Après un début d’année marqué par les hésitations, le marché du crédit immobilier retrouve un peu de visibilité en cet été 2026. Les taux se stabilisent, les banques continuent de financer les projets et certains établissements renforcent même leurs offres commerciales. Mais cette parenthèse favorable pourrait être remise en question à la rentrée.
Crédit immobilier : des taux stabilisés avant septembre 2026
Malgré la remontée de l’OAT 10 ans, repassée au-dessus des 4 % fin juillet, les banques n’ont pas choisi de relever leurs barèmes en août. Une stratégie assumée pour préserver la reprise de la demande observée depuis le début de l’été.
Selon le courtier Vousfinancer, les taux moyens restent ainsi à 3,30 % sur 15 ans, 3,40 % sur 20 ans et 3,50 % sur 25 ans. Les meilleurs dossiers peuvent encore négocier des conditions proches de 3 % sur 20 ans.
« Les banques ont fait le choix de ne pas répercuter les tensions obligataires sur leurs taux de crédit pour ne pas casser la dynamique de la demande », détaille Julie Bachet, directrice générale de Vousfinancer.
Même constat chez Cafpi : en juillet, le courtier a obtenu pour ses clients des taux moyens de 3,16 % sur 15 ans, 3,31 % sur 20 ans et 3,43 % sur 25 ans. Pour les profils les plus solides, les conditions descendent encore à 2,98 % sur 15 ans et 3,10 % sur 20 ans.
Des banques toujours à la conquête de nouveaux emprunteurs
Cette stabilité ne signifie pas un retour à des taux historiquement bas, mais plutôt une période de négociation favorable pour certains profils. Les établissements bancaires cherchent toujours à attirer de nouveaux clients et multiplient les offres commerciales.

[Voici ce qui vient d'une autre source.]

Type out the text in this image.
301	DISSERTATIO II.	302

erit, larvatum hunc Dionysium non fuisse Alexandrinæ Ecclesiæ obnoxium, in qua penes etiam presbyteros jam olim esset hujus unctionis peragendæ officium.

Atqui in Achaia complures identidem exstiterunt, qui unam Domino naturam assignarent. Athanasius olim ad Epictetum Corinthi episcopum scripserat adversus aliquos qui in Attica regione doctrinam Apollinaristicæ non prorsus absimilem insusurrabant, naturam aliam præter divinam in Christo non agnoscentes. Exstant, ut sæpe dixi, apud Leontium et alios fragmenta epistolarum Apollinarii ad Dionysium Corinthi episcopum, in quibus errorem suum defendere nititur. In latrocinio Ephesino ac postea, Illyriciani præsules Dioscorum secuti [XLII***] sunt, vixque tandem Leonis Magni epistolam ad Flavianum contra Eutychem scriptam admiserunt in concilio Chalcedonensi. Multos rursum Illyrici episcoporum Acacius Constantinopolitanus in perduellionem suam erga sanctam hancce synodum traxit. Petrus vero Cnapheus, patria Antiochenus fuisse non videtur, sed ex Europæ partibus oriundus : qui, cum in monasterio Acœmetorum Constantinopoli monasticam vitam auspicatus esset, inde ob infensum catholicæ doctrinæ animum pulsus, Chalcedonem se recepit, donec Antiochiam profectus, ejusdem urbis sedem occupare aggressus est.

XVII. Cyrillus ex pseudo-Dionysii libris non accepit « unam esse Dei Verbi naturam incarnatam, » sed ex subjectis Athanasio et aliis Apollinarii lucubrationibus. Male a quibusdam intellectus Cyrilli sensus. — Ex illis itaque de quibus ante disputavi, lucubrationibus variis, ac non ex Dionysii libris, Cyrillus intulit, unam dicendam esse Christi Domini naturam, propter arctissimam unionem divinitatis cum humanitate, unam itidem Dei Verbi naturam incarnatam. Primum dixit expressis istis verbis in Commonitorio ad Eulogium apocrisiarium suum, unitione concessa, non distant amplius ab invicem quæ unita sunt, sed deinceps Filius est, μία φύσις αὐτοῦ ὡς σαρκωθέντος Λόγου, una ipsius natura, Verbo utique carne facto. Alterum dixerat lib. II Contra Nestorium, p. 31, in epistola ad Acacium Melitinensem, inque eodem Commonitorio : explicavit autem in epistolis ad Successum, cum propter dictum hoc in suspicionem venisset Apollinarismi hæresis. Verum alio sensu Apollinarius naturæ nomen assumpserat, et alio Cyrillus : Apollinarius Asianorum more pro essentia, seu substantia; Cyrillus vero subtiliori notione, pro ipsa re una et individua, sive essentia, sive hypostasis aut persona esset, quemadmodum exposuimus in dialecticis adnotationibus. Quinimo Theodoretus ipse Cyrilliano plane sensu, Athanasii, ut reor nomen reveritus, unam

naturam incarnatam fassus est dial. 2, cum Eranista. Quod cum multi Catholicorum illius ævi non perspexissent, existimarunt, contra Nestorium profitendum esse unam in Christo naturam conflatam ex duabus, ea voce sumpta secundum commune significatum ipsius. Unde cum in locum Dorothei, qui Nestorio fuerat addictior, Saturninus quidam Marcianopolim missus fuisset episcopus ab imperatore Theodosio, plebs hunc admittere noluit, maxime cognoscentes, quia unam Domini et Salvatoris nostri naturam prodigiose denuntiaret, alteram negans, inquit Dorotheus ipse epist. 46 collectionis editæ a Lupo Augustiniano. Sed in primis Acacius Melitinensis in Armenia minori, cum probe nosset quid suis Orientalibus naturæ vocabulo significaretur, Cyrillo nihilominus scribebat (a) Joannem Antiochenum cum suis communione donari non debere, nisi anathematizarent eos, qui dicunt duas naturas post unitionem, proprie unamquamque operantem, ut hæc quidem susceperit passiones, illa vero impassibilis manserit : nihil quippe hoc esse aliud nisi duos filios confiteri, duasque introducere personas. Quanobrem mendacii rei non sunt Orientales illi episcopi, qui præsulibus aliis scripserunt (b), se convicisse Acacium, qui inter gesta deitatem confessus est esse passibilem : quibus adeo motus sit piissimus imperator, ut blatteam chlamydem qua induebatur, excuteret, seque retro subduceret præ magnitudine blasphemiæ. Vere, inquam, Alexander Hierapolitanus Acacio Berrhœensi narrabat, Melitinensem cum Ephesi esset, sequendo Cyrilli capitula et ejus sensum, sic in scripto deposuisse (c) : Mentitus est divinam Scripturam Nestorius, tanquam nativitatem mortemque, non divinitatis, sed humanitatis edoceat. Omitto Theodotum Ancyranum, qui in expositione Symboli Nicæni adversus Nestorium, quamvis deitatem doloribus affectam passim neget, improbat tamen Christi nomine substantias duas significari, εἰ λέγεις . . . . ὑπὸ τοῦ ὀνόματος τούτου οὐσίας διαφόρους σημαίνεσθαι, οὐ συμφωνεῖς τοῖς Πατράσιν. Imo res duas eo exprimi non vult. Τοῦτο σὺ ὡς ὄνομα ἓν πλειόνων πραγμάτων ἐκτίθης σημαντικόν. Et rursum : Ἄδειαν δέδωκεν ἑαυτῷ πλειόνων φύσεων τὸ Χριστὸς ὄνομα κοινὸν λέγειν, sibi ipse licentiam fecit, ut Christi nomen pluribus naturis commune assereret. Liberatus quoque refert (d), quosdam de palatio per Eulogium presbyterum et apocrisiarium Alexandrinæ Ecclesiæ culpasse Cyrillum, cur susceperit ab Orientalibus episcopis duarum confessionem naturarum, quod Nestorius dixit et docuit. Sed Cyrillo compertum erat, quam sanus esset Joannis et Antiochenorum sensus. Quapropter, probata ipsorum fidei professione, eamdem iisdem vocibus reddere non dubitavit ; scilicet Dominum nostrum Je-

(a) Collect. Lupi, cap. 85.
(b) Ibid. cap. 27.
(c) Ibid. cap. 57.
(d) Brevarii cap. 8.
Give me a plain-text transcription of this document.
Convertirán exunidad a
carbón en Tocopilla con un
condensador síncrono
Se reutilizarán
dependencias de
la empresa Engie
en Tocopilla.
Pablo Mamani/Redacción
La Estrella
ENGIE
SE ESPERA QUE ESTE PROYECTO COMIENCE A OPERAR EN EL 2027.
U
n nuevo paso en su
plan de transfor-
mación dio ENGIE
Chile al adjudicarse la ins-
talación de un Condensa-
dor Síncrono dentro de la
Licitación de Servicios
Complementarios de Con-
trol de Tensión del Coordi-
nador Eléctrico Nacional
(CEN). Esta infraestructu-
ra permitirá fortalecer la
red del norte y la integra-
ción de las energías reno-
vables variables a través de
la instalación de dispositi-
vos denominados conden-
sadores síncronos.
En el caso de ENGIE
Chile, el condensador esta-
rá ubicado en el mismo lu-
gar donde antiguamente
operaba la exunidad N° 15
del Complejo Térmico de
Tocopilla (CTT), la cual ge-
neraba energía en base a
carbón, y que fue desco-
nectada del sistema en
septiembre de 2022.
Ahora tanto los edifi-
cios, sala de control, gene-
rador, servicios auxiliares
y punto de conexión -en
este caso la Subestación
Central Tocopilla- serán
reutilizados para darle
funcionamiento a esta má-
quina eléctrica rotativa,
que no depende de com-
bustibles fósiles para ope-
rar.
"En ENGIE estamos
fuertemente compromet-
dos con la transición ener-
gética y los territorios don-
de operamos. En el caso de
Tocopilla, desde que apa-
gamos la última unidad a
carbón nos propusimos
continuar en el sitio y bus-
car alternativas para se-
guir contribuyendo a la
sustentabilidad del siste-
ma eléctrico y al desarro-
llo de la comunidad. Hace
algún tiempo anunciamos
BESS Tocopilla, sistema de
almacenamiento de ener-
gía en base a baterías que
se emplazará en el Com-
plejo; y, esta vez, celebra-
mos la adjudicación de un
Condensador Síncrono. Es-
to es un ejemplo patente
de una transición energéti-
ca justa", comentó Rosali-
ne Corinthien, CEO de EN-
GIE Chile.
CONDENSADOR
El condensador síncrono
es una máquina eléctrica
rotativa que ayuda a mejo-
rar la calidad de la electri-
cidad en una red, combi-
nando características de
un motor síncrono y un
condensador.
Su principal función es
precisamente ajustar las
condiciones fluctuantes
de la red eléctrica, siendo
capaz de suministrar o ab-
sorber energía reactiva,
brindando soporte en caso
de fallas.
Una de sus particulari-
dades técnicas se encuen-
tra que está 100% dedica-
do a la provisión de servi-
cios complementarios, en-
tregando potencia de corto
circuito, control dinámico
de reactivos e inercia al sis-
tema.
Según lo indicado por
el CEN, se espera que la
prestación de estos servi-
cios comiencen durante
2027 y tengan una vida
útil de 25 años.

Plusieurs banques proposent encore des prêts à taux bonifié, notamment pour les primo-accédants ou les acquéreurs de logements performants énergétiquement. L’un des dispositifs lancés récemment prévoit ainsi un prêt à 1,99 %, jusqu’à 30 000 €, cumulable avec le PTZ, prêt à taux zéro et d’autres aides. « Ces prêts avantageux témoignent de la poursuite de la stratégie de conquête de clientèle des banques à la rentrée », analyse Sandrine Allonier, porte-parole de Vousfinancer.
Cette concurrence bénéficie particulièrement aux meilleurs dossiers de prêt, notamment les ménages disposant d’un apport conséquent, les cadres et les primo-accédants bien préparés. Voir aussi - Dossier de prêt : comment se préparer ?
Rentrée immobilière 2026 : une fenêtre de tir avant de nouvelles incertitudes
Septembre pourrait être un mois stratégique pour les porteurs de projets. Après la pause estivale, les banques retrouvent généralement un rythme plus soutenu de traitement des demandes, tout en cherchant à atteindre leurs objectifs annuels de production de crédits. Pour les acquéreurs, préparer leur dossier dès août peut donc permettre de gagner du temps. Les établissements examineront notamment les revenus, l’épargne disponible, les relevés bancaires, les avis d’imposition et les éléments liés au projet immobilier.
Mais plusieurs facteurs invitent à rester prudents : évolution de l’OAT 10 ans, décisions de la Banque centrale européenne ou encore contexte géopolitique international pourraient influencer les conditions de financement dans les prochains mois. « Les banques vont, dans la mesure du possible, tenter de maintenir des conditions attractives pour profiter de la rentrée pour capter de nouveaux clients », analyse Julie Bachet.
Crédit immobilier : vers une stabilisation durable ?
Scénario plus optimiste pour Ludovic Laborde, CEO et cofondateur d’Eloa : « une stabilité des taux est le scénario le plus probable jusqu'à la fin d'année 2026 avec d'éventuelles baisses supplémentaires sur certains dossiers ».
A l’approche de cette rentrée 2026, le crédit immobilier semble donc entrer dans une nouvelle phase : moins marqué par une baisse généralisée des taux que par une capacité des emprunteurs à négocier les meilleures conditions. La rentrée sera l’un des premiers tests pour mesurer si cette accalmie estivale peut réellement s’inscrire dans la durée.